Today, my body schema is absolutely delighted with the outcome we obtained.
..........
There wasn't enough time to present the lecture I have about operator vs. interactor models, unfortunately - translating everything means a class takes twice as long. I really really want to get across the point though, that implements are not necessary for treating anything in the periphery that has to do with pain. Only careful hands. The nervous system is absolutely self-corrective, as long as it's intact and has the ability to make any and all proteins, receptors etc., that it needs for its own maintenance. I saw this paper (full text) posted this morning and want to share it - Flexible Cerebral Connectivity Patterns Subserve Contextual Modulations of Pain. Can you imagine the detriment to this sort of brain function if it has to put up with gouging tools, needles and high velocity manipulation? From a certain subset of practitioner who has decided they Must Be In Control of the Situation? And don't want to allow a nervous system have its own natural response? (To me, this is like a subset of rape culture.)

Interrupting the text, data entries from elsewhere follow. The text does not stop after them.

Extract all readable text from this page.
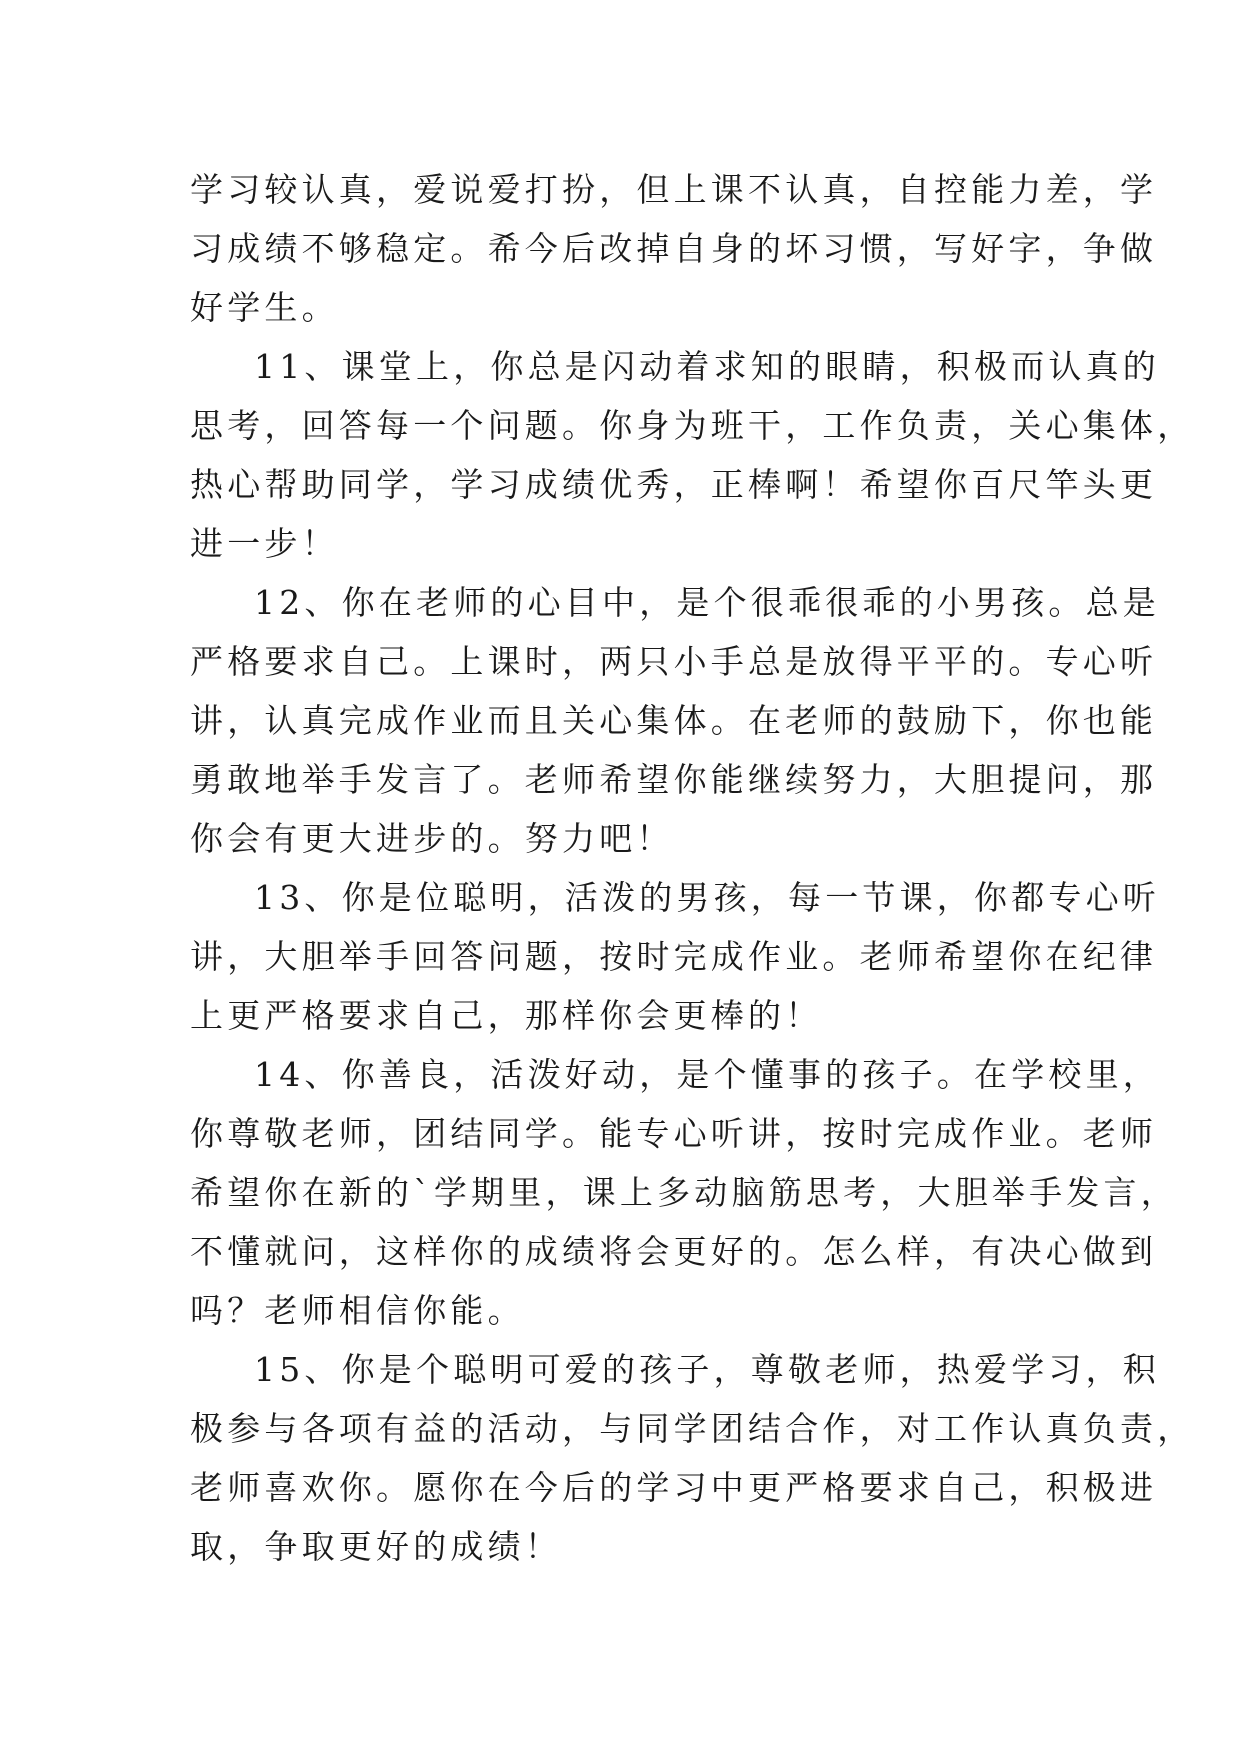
学习较认真，爱说爱打扮，但上课不认真，自控能力差，学
习成绩不够稳定。希今后改掉自身的坏习惯，写好字，争做
好学生。
11、课堂上，你总是闪动着求知的眼睛，积极而认真的
思考，回答每一个问题。你身为班干，工作负责，关心集体，
热心帮助同学，学习成绩优秀，正棒啊！希望你百尺竿头更
进一步！
12、你在老师的心目中，是个很乖很乖的小男孩。总是
严格要求自己。上课时，两只小手总是放得平平的。专心听
讲，认真完成作业而且关心集体。在老师的鼓励下，你也能
勇敢地举手发言了。老师希望你能继续努力，大胆提问，那
你会有更大进步的。努力吧！
13、你是位聪明，活泼的男孩，每一节课，你都专心听
讲，大胆举手回答问题，按时完成作业。老师希望你在纪律
上更严格要求自己，那样你会更棒的！
14、你善良，活泼好动，是个懂事的孩子。在学校里，
你尊敬老师，团结同学。能专心听讲，按时完成作业。老师
希望你在新的`学期里，课上多动脑筋思考，大胆举手发言，
不懂就问，这样你的成绩将会更好的。怎么样，有决心做到
吗？老师相信你能。
15、你是个聪明可爱的孩子，尊敬老师，热爱学习，积
极参与各项有益的活动，与同学团结合作，对工作认真负责，
老师喜欢你。愿你在今后的学习中更严格要求自己，积极进
取，争取更好的成绩！
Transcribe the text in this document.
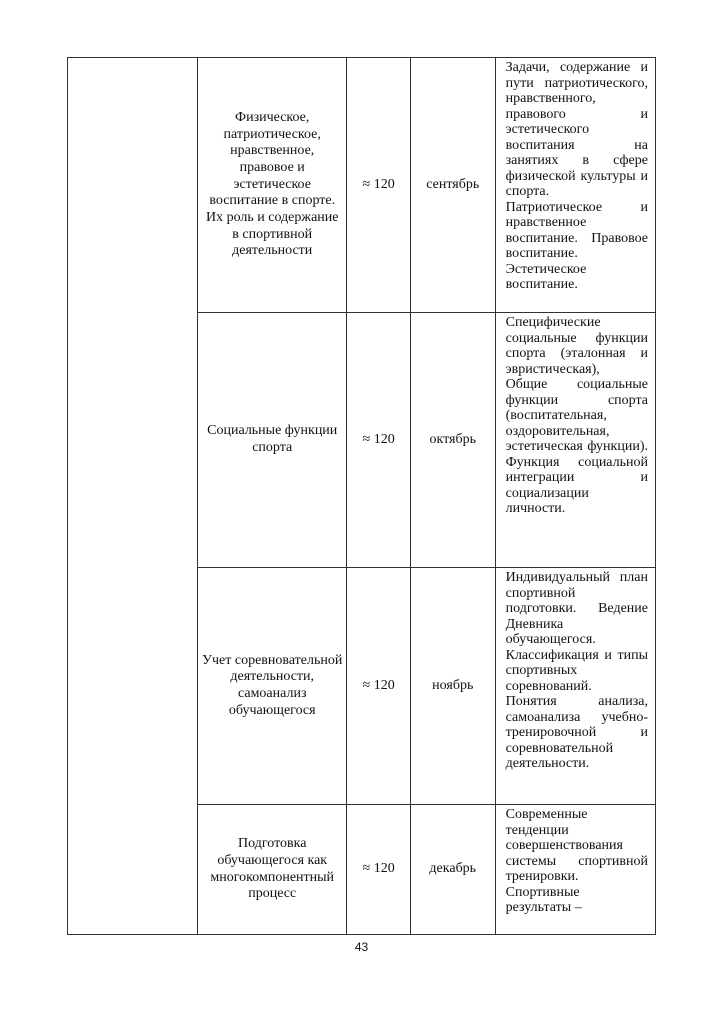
	Физическое, патриотическое, нравственное, правовое и эстетическое воспитание в спорте. Их роль и содержание в спортивной деятельности	≈ 120	сентябрь	Задачи, содержание и пути патриотического, нравственного, правового и эстетического воспитания на занятиях в сфере физической культуры и спорта. Патриотическое и нравственное воспитание. Правовое воспитание. Эстетическое воспитание.

	Социальные функции спорта	≈ 120	октябрь	Специфические социальные функции спорта (эталонная и эвристическая),

Общие социальные функции спорта (воспитательная, оздоровительная, эстетическая функции). Функция социальной интеграции и социализации личности.

	Учет соревновательной деятельности, самоанализ обучающегося	≈ 120	ноябрь	Индивидуальный план спортивной подготовки. Ведение Дневника обучающегося.

Классификация и типы спортивных соревнований.

Понятия анализа, самоанализа учебно-тренировочной и соревновательной деятельности.

	Подготовка обучающегося как многокомпонентный процесс	≈ 120	декабрь	Современные тенденции совершенствования системы спортивной тренировки.

Спортивные результаты –

43
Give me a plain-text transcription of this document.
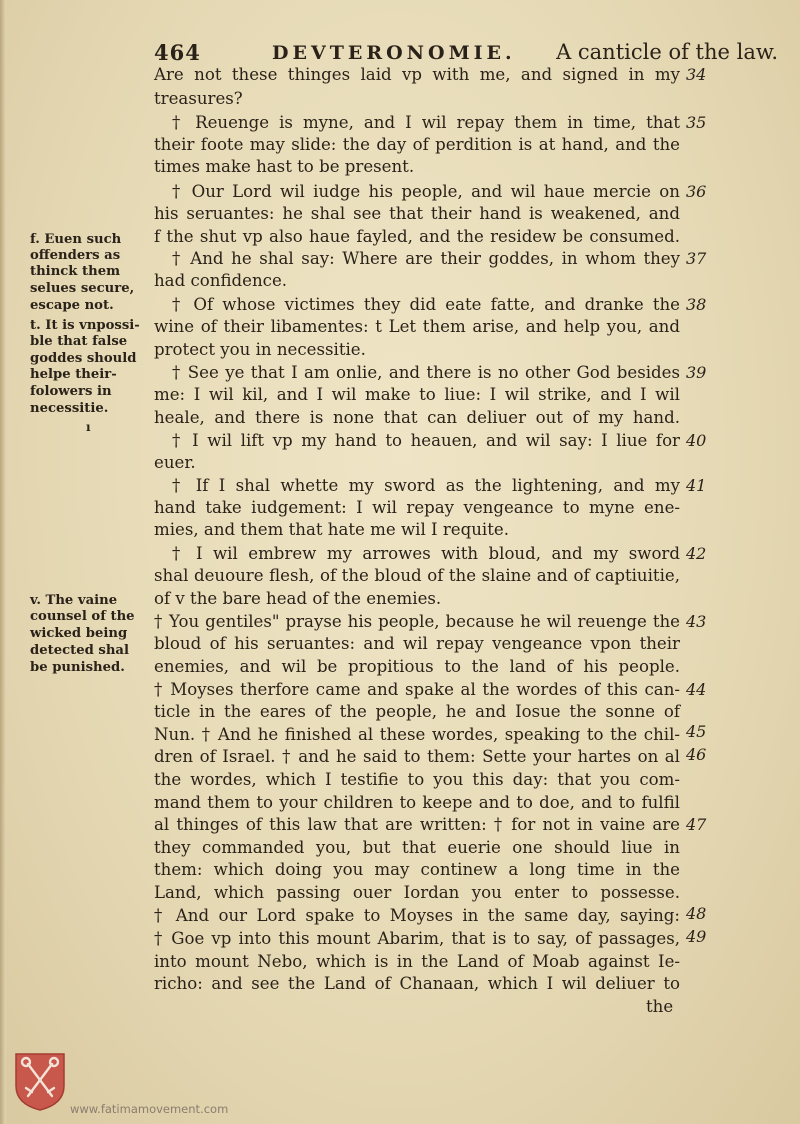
464	DEVTERONOMIE. A canticle of the law.
Are not these thinges laid vp with me, and signed in my
treasures?
† Reuenge is myne, and I wil repay them in time, that
their foote may slide: the day of perdition is at hand, and the
times make hast to be present.
† Our Lord wil iudge his people, and wil haue mercie on
his seruantes: he shal see that their hand is weakened, and
f the shut vp also haue fayled, and the residew be consumed.
† And he shal say: Where are their goddes, in whom they
had confidence.
† Of whose victimes they did eate fatte, and dranke the
wine of their libamentes: t Let them arise, and help you, and
protect you in necessitie.
† See ye that I am onlie, and there is no other God besides
me: I wil kil, and I wil make to liue: I wil strike, and I wil
heale, and there is none that can deliuer out of my hand.
† I wil lift vp my hand to heauen, and wil say: I liue for
euer.
† If I shal whette my sword as the lightening, and my
hand take iudgement: I wil repay vengeance to myne ene-
mies, and them that hate me wil I requite.
† I wil embrew my arrowes with bloud, and my sword
shal deuoure flesh, of the bloud of the slaine and of captiuitie,
of v the bare head of the enemies.
† You gentiles" prayse his people, because he wil reuenge the
bloud of his seruantes: and wil repay vengeance vpon their
enemies, and wil be propitious to the land of his people.
† Moyses therfore came and spake al the wordes of this can-
ticle in the eares of the people, he and Iosue the sonne of
Nun. † And he finished al these wordes, speaking to the chil-
dren of Israel. † and he said to them: Sette your hartes on al
the wordes, which I testifie to you this day: that you com-
mand them to your children to keepe and to doe, and to fulfil
al thinges of this law that are written: † for not in vaine are
they commanded you, but that euerie one should liue in
them: which doing you may continew a long time in the
Land, which passing ouer Iordan you enter to possesse.
† And our Lord spake to Moyses in the same day, saying:
† Goe vp into this mount Abarim, that is to say, of passages,
into mount Nebo, which is in the Land of Moab against Ie-
richo: and see the Land of Chanaan, which I wil deliuer to
the
34
35
36
37
38
39
40
41
42
43
44
45
46
47
48
49
f. Euen such
offenders as
thinck them
selues secure,
escape not.
t. It is vnpossi-
ble that false
goddes should
helpe their-
folowers in
necessitie.
ı
v. The vaine
counsel of the
wicked being
detected shal
be punished.
www.fatimamovement.com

Another very short comment appeared in a wonderful blogpost by David Butler today, who apparently has been in Paris, visiting Pasteur's home:
"I came out thinking “this man has saved far more lives than the Mona Lisa ever will, and why are scientists hardly revered these days – adulation goes to politicians, sportsmen and Kardashian types”. I am sure most people think the term “pasteurized/pasteurised” on the milk carton means the milk came from a pasture. And too many of my colleagues think they have to be doctors to get anywhere."
Yes.
Oh yes.
Such nonsensical and completely beside-the-point puffery. Egos walking on hind legs. I'd much rather be a SomaSimpleton.